Com o convite para apresentação na Virada Multicultural de Recife, tive a oportunidade de revisitar uma ideia de performance que surgiu no processo de criação da encenação 1o Manifesto. É uma ideia simples que consiste na leitura do “Manifesto da Fome” escrito pela performer Chrystine Silva aliada à distribuição de “santinhos” com imagens de performers tais como Marina Abramovic e Guillermo Gomez Peña. A performer se apresenta inicialmente vestida com uma roupa base e se direciona à um púlpito localizado no centro do espaço.
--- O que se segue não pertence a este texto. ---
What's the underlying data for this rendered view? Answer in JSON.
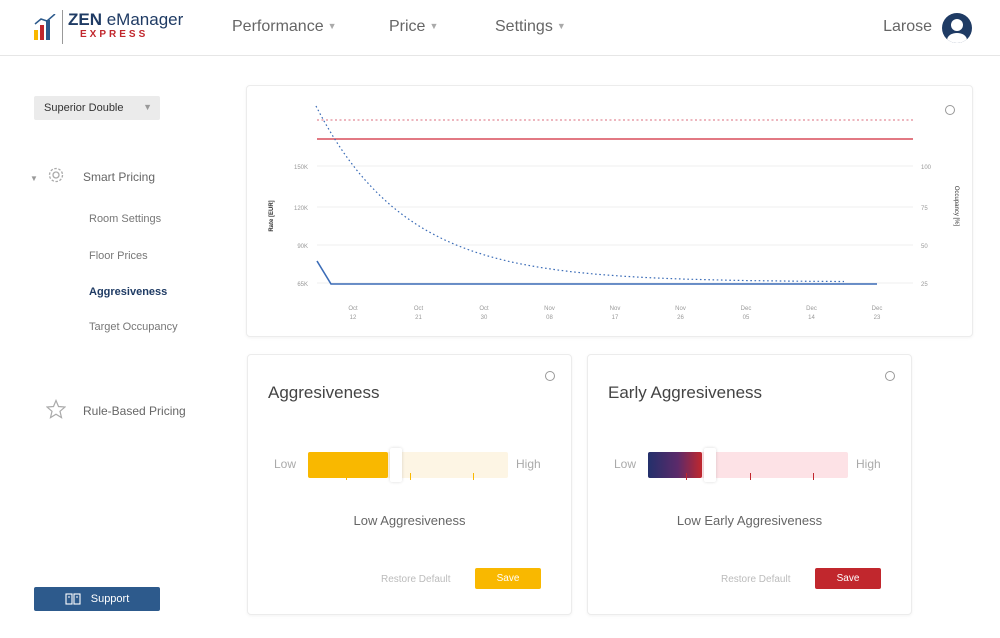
{
  "brand": {
    "name_bold": "ZEN",
    "name_rest": " eManager",
    "sub": "EXPRESS"
  },
  "nav": [
    {
      "label": "Performance"
    },
    {
      "label": "Price"
    },
    {
      "label": "Settings"
    }
  ],
  "user": {
    "name": "Larose"
  },
  "room_select": {
    "value": "Superior Double"
  },
  "sidebar": {
    "smart_pricing": "Smart Pricing",
    "sub_items": [
      "Room Settings",
      "Floor Prices",
      "Aggresiveness",
      "Target Occupancy"
    ],
    "active_sub": "Aggresiveness",
    "rule_based": "Rule-Based Pricing",
    "support": "Support"
  },
  "chart_data": {
    "type": "line",
    "ylabel": "Rate [EUR]",
    "y2label": "Occupancy [%]",
    "y_ticks": [
      "65K",
      "90K",
      "120K",
      "150K"
    ],
    "y2_ticks": [
      "25",
      "50",
      "75",
      "100"
    ],
    "x_ticks": [
      [
        "Oct",
        "12"
      ],
      [
        "Oct",
        "21"
      ],
      [
        "Oct",
        "30"
      ],
      [
        "Nov",
        "08"
      ],
      [
        "Nov",
        "17"
      ],
      [
        "Nov",
        "26"
      ],
      [
        "Dec",
        "05"
      ],
      [
        "Dec",
        "14"
      ],
      [
        "Dec",
        "23"
      ]
    ],
    "grid": true
  },
  "aggressiveness": {
    "title": "Aggresiveness",
    "low": "Low",
    "high": "High",
    "level": 0.4,
    "level_text": "Low Aggresiveness",
    "restore": "Restore Default",
    "save": "Save",
    "color": "#f9b800",
    "track_color": "#fdf5e4"
  },
  "early_aggressiveness": {
    "title": "Early Aggresiveness",
    "low": "Low",
    "high": "High",
    "level": 0.27,
    "level_text": "Low Early Aggresiveness",
    "restore": "Restore Default",
    "save": "Save",
    "color": "#c1272d",
    "track_color": "#fde2e6"
  }
}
Durante a leitura do manifesto a performer vai montando diversas imagens relacionadas ao trânsito de construção de diferentes identidades artísticas acoplando diversos objetos ao corpo. Para a realização desta performance o "Manifesto da Fome foi revisitado e algumas idéias foram acrescentadas. Aí está o resultado:
MANIFESTO DA FOME
Fome. A favor ou contra nossa vontade nós artistas aprendemos desde cedo a lidar com ela. Não me refiro aqui à fome provocada pela privação do alimento, mas sim àquela fome que nos faz continuar nossa trajetória, a busca pelo confronto de questões. O artista assume sua incompletude e imperfeição e aceita como profissão a arte de se jogar em abismos, de desejar os desacertos sem receber nada em troca. Algumas vezes nada mesmo.
Esse é o tipo de coisa que vez ou outra se ouve dizer naqueles raros momentos em que artistas são aclamados e lembrados por suas obras. Mas será realmente necessário morrer cultivando a fome esperando ser reconhecido por seus contemporâneos?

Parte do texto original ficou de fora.